World

Michael Bloomberg launches $50M gun control effort

New York City's billionaire former mayor Michael Bloomberg is pumping even more cash into his efforts to curb gun violence with a new advocacy group that will spend at least $50 million this year. It aims to counter the National Rifle Association's powerful lobbying, especially during elections.

Former New York mayor's new group will zero in on candidates up for election

Former New York mayor Michael Bloomberg talks to reporters after meeting with U.S. President Barack Obama at the White House on Feb. 27, 2014. Bloomberg has launched a new advocacy group that will spend $50 million this year to try to reduce gun violence. (Jonathan Ernst/Reuters)

New York City’s billionaire former mayor Michael Bloomberg is digging deeper into his pockets in an effort to tighten America’s gun laws — $50 million deeper — and has launched a new advocacy group that will target politicians up for election.

Everytown for Gun Safety is the new umbrella group that is bringing together Mayors Against Illegal Guns, the organization Bloomberg founded in 2006, and Moms Demand Action for Gun Sense in America, a grassroots group formed after the Sandy Hook elementary school shooting.

Bloomberg is pledging to spend at least $50 million of his own money in the coming year alone on campaigns to reduce gun violence.  The group says it will bring the fight for common sense gun policies to corporate boards and state and federal elections, “fields of play formerly occupied almost solely by the gun lobby.”

But the former mayor said on NBC’s Today show on Wednesday that this isn’t about outspending the powerful lobbying of the National Rifle Association.

“This is not a battle of dollars. This is a battle for the hearts and minds of America so that we can protect our children, protect innocent people,” said Bloomberg.

One of Everytown’s key strategies to win those hearts and minds is to make gun violence an election issue in this year’s midterm elections, and beyond.  It is going to make scorecards for candidates, for example, a tactic that may sound familiar – the NRA has been giving passing or failing grades to candidates for years. It also plans to create a separate political action committee (PAC) that would financially support certain candidates.

Group focuses on moms

Women, ones with children in particular, are going to be a key voter block that the group goes after in its “Gun Sense Voter” campaign and they won’t shy away from pulling at the heartstrings.

“In many ways this is about emotion,” Shannon Watts, founder of Moms Demand Action, said during the interview with Bloomberg. “The gun lobby has done a good job over the last 30 years of making a vocal minority afraid people will take their guns away.

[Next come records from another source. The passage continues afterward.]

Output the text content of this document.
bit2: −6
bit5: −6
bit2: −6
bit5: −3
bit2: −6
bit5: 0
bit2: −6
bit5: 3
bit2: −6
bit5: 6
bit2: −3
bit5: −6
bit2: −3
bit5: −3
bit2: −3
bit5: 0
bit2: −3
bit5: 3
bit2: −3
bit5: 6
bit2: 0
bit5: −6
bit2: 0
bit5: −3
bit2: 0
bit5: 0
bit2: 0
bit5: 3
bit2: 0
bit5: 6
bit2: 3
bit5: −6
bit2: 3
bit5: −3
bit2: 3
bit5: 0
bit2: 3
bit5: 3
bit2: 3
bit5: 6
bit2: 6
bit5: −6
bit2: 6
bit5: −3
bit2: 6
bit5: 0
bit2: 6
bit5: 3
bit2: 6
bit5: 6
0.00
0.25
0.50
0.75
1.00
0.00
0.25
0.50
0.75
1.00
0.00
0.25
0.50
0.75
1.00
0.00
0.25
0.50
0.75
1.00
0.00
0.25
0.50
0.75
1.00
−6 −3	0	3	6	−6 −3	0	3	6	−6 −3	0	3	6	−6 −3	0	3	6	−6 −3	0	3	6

As a mother, I’m afraid of someone’s going to take my children away. I believe at the end of the day that emotion will carry it.”

The group already has an advertisement on its website that is clearly targeted at mothers. It shows a young girl discovering a handgun in a closet while playing hide-and-seek with her brother as the mother chops food in the kitchen. You can guess what happens next.

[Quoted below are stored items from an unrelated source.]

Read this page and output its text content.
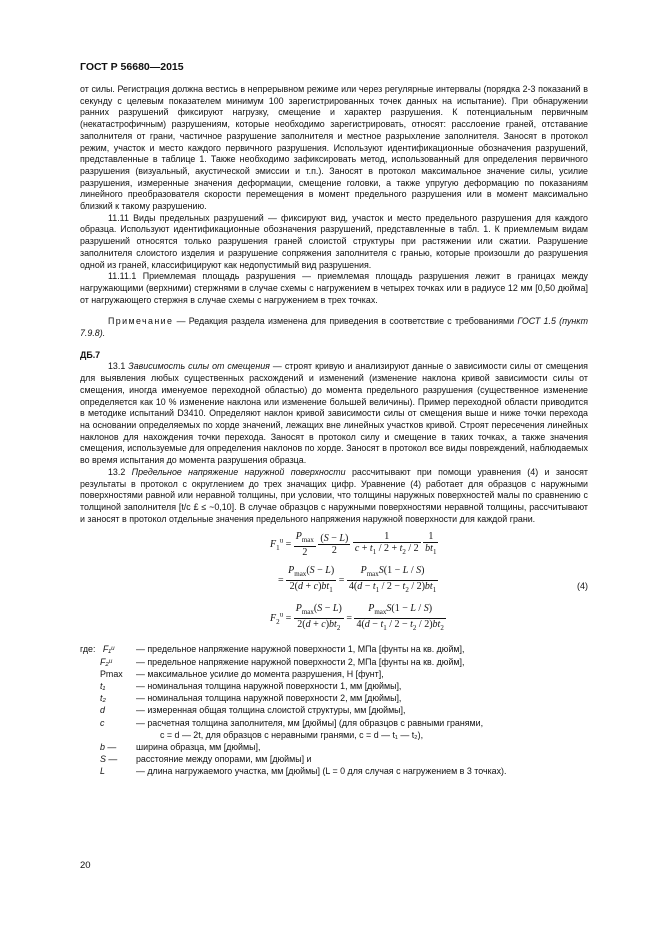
ГОСТ Р 56680—2015

от силы. Регистрация должна вестись в непрерывном режиме или через регулярные интервалы (порядка 2-3 показаний в секунду с целевым показателем минимум 100 зарегистрированных точек данных на испытание). При обнаружении ранних разрушений фиксируют нагрузку, смещение и характер разрушения. К потенциальным первичным (некатастрофичным) разрушениям, которые необходимо зарегистрировать, относят: расслоение граней, отставание заполнителя от грани, частичное разрушение заполнителя и местное разрыхление заполнителя. Заносят в протокол режим, участок и место каждого первичного разрушения. Используют идентификационные обозначения разрушений, представленные в таблице 1. Также необходимо зафиксировать метод, использованный для определения первичного разрушения (визуальный, акустической эмиссии и т.п.). Заносят в протокол максимальное значение силы, усилие разрушения, измеренные значения деформации, смещение головки, а также упругую деформацию по показаниям линейного преобразователя скорости перемещения в момент предельного разрушения или в момент максимально близкий к такому разрушению.

11.11 Виды предельных разрушений — фиксируют вид, участок и место предельного разрушения для каждого образца. Используют идентификационные обозначения разрушений, представленные в табл. 1. К приемлемым видам разрушений относятся только разрушения граней слоистой структуры при растяжении или сжатии. Разрушение заполнителя слоистого изделия и разрушение сопряжения заполнителя с гранью, которые произошли до разрушения одной из граней, классифицируют как недопустимый вид разрушения.

11.11.1 Приемлемая площадь разрушения — приемлемая площадь разрушения лежит в границах между нагружающими (верхними) стержнями в случае схемы с нагружением в четырех точках или в радиусе 12 мм [0,50 дюйма] от нагружающего стержня в случае схемы с нагружением в трех точках.

Примечание — Редакция раздела изменена для приведения в соответствие с требованиями ГОСТ 1.5 (пункт 7.9.8).

ДБ.7

13.1 Зависимость силы от смещения — строят кривую и анализируют данные о зависимости силы от смещения для выявления любых существенных расхождений и изменений (изменение наклона кривой зависимости силы от смещения, иногда именуемое переходной областью) до момента предельного разрушения (существенное изменение определяется как 10 % изменение наклона или изменение большей величины). Пример переходной области приводится в методике испытаний D3410. Определяют наклон кривой зависимости силы от смещения выше и ниже точки перехода на основании определяемых по хорде значений, лежащих вне линейных участков кривой. Строят пересечения линейных наклонов для нахождения точки перехода. Заносят в протокол силу и смещение в таких точках, а также значения смещения, используемые для определения наклонов по хорде. Заносят в протокол все виды повреждений, наблюдаемых во время испытания до момента разрушения образца.

13.2 Предельное напряжение наружной поверхности рассчитывают при помощи уравнения (4) и заносят результаты в протокол с округлением до трех значащих цифр. Уравнение (4) работает для образцов с наружными поверхностями равной или неравной толщины, при условии, что толщины наружных поверхностей малы по сравнению с толщиной заполнителя [t/c £ ≤ ~0,10]. В случае образцов с наружными поверхностями неравной толщины, рассчитывают и заносят в протокол отдельные значения предельного напряжения наружной поверхности для каждой грани.

$F_1^u = \frac{P_{max}}{2}$
$\frac{(S - L)}{2}$
$\frac{1}{c + t_1 / 2 + t_2 / 2}$
$\frac{1}{bt_1}$
= $\frac{P_{max}(S - L)}{2(d + c)bt_1} = \frac{P_{max}S(1 - L / S)}{4(d - t_1 / 2 - t_2 / 2)bt_1}$
$F_2^u = \frac{P_{max}(S - L)}{2(d + c)bt_2} = \frac{P_{max}S(1 - L / S)}{4(d - t_1 / 2 - t_2 / 2)bt_2}$
(4)
где: F₁ᵘ	— предельное напряжение наружной поверхности 1, МПа [фунты на кв. дюйм],
F₂ᵘ	— предельное напряжение наружной поверхности 2, МПа [фунты на кв. дюйм],
Pmax	— максимальное усилие до момента разрушения, Н [фунт],
t₁	— номинальная толщина наружной поверхности 1, мм [дюймы],
t₂	— номинальная толщина наружной поверхности 2, мм [дюймы],
d	— измеренная общая толщина слоистой структуры, мм [дюймы],
c	— расчетная толщина заполнителя, мм [дюймы] (для образцов с равными гранями,
c = d — 2t, для образцов с неравными гранями, c = d — t₁ — t₂),
b —	ширина образца, мм [дюймы],
S —	расстояние между опорами, мм [дюймы] и
L	— длина нагружаемого участка, мм [дюймы] (L = 0 для случая с нагружением в 3 точках).
20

Bloomberg has already spent millions of dollars on gun law campaigns and advertising and they’ve failed; a few million more won’t make a difference, according to his critics.

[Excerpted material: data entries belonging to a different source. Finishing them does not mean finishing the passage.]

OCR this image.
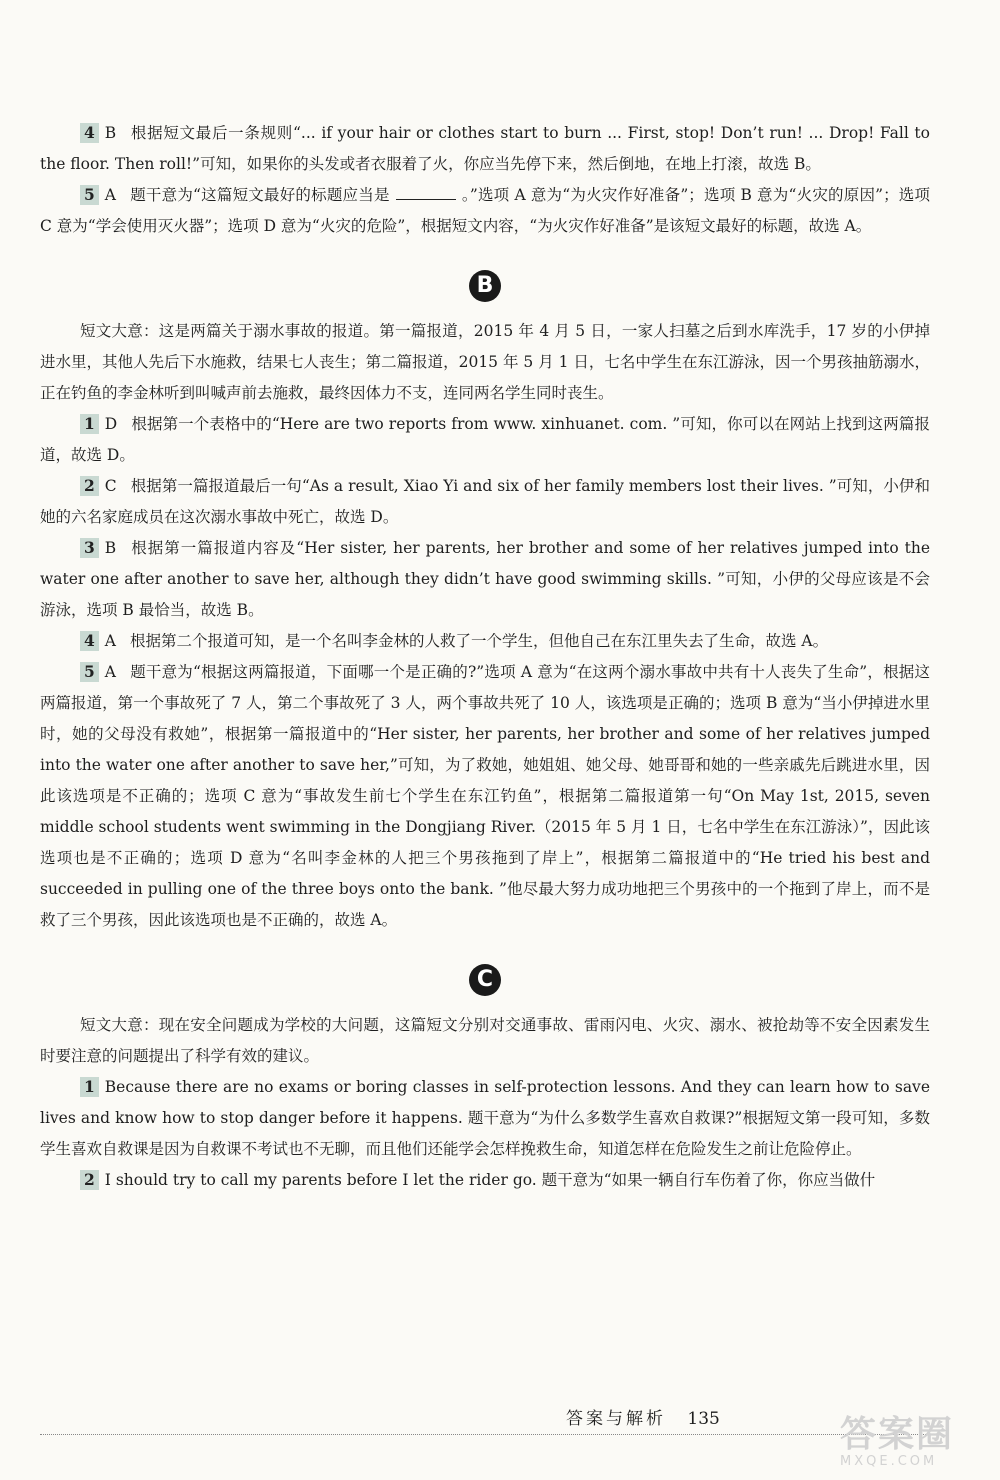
4 B 根据短文最后一条规则“... if your hair or clothes start to burn ... First, stop! Don’t run! ... Drop! Fall to the floor. Then roll!”可知，如果你的头发或者衣服着了火，你应当先停下来，然后倒地，在地上打滚，故选 B。

5 A 题干意为“这篇短文最好的标题应当是	。”选项 A 意为“为火灾作好准备”；选项 B 意为“火灾的原因”；选项 C 意为“学会使用灭火器”；选项 D 意为“火灾的危险”，根据短文内容，“为火灾作好准备”是该短文最好的标题，故选 A。

B

短文大意：这是两篇关于溺水事故的报道。第一篇报道，2015 年 4 月 5 日，一家人扫墓之后到水库洗手，17 岁的小伊掉进水里，其他人先后下水施救，结果七人丧生；第二篇报道，2015 年 5 月 1 日，七名中学生在东江游泳，因一个男孩抽筋溺水，正在钓鱼的李金林听到叫喊声前去施救，最终因体力不支，连同两名学生同时丧生。

1 D 根据第一个表格中的“Here are two reports from www. xinhuanet. com. ”可知，你可以在网站上找到这两篇报道，故选 D。

2 C 根据第一篇报道最后一句“As a result, Xiao Yi and six of her family members lost their lives. ”可知，小伊和她的六名家庭成员在这次溺水事故中死亡，故选 D。

3 B 根据第一篇报道内容及“Her sister, her parents, her brother and some of her relatives jumped into the water one after another to save her, although they didn’t have good swimming skills. ”可知，小伊的父母应该是不会游泳，选项 B 最恰当，故选 B。

4 A 根据第二个报道可知，是一个名叫李金林的人救了一个学生，但他自己在东江里失去了生命，故选 A。

5 A 题干意为“根据这两篇报道，下面哪一个是正确的?”选项 A 意为“在这两个溺水事故中共有十人丧失了生命”，根据这两篇报道，第一个事故死了 7 人，第二个事故死了 3 人，两个事故共死了 10 人，该选项是正确的；选项 B 意为“当小伊掉进水里时，她的父母没有救她”，根据第一篇报道中的“Her sister, her parents, her brother and some of her relatives jumped into the water one after another to save her,”可知，为了救她，她姐姐、她父母、她哥哥和她的一些亲戚先后跳进水里，因此该选项是不正确的；选项 C 意为“事故发生前七个学生在东江钓鱼”，根据第二篇报道第一句“On May 1st, 2015, seven middle school students went swimming in the Dongjiang River.（2015 年 5 月 1 日，七名中学生在东江游泳）”，因此该选项也是不正确的；选项 D 意为“名叫李金林的人把三个男孩拖到了岸上”，根据第二篇报道中的“He tried his best and succeeded in pulling one of the three boys onto the bank. ”他尽最大努力成功地把三个男孩中的一个拖到了岸上，而不是救了三个男孩，因此该选项也是不正确的，故选 A。

C

短文大意：现在安全问题成为学校的大问题，这篇短文分别对交通事故、雷雨闪电、火灾、溺水、被抢劫等不安全因素发生时要注意的问题提出了科学有效的建议。

1 Because there are no exams or boring classes in self-protection lessons. And they can learn how to save lives and know how to stop danger before it happens. 题干意为“为什么多数学生喜欢自救课?”根据短文第一段可知，多数学生喜欢自救课是因为自救课不考试也不无聊，而且他们还能学会怎样挽救生命，知道怎样在危险发生之前让危险停止。

2 I should try to call my parents before I let the rider go. 题干意为“如果一辆自行车伤着了你，你应当做什

答案与解析 135	答案圈
MXQE.COM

Erich Pratt, communications director at Gun Owners of America, said in an interview that Bloomberg’s new group and multi-million dollar effort won’t pose a serious threat.

“We are not worried. This is a top-down approach that he is taking. It’s not a real grassroots effort. He has already spent millions of dollars around the country and lost,” said Pratt.

Bloomberg, for example, tried to help the campaigns of two Democrat state senators in Colorado who faced recalls after they voted for gun reform laws. They lost their seats. It has also been reported that he has spent millions of dollars through his mayors' group on advertising campaigns.

Bloomberg: 'Daddy Warbucks'

“He is certainly free to spend his money however he wants, but I think he’s going to find out that the rest of the country is not like New York City. Ninety-seven per cent of Americans don’t live in New York City and don’t want to be told by a big city mayor how their lives should be run,” Pratt said about Bloomberg’s new group.

The former mayor earned the nickname Nanny Bloomberg while at the helm of New York because of his efforts to ban smoking in restaurants and parks, ban trans fats in restaurant food, and ban super-sized sodas. Now that he’s retired from politics he is devoting more time to his gun violence campaigns.

Pratt describes Bloomberg as a “Daddy Warbucks who wants to turn the rest of the country into New York City.” He predicts the strategy to make gun control an election issue will also fail, saying it’s never been a “burning issue” that people take to the voting booth with them.

That’s what Everytown is trying to change, again with women in particular, Watts said.

“We are going to go out, educate moms and women and Americans over the next several months before the midterms,” she said. “Right now women vote on abortion, health care and jobs. We want that to be gun violence prevention, gun violence prevention, gun violence prevention.”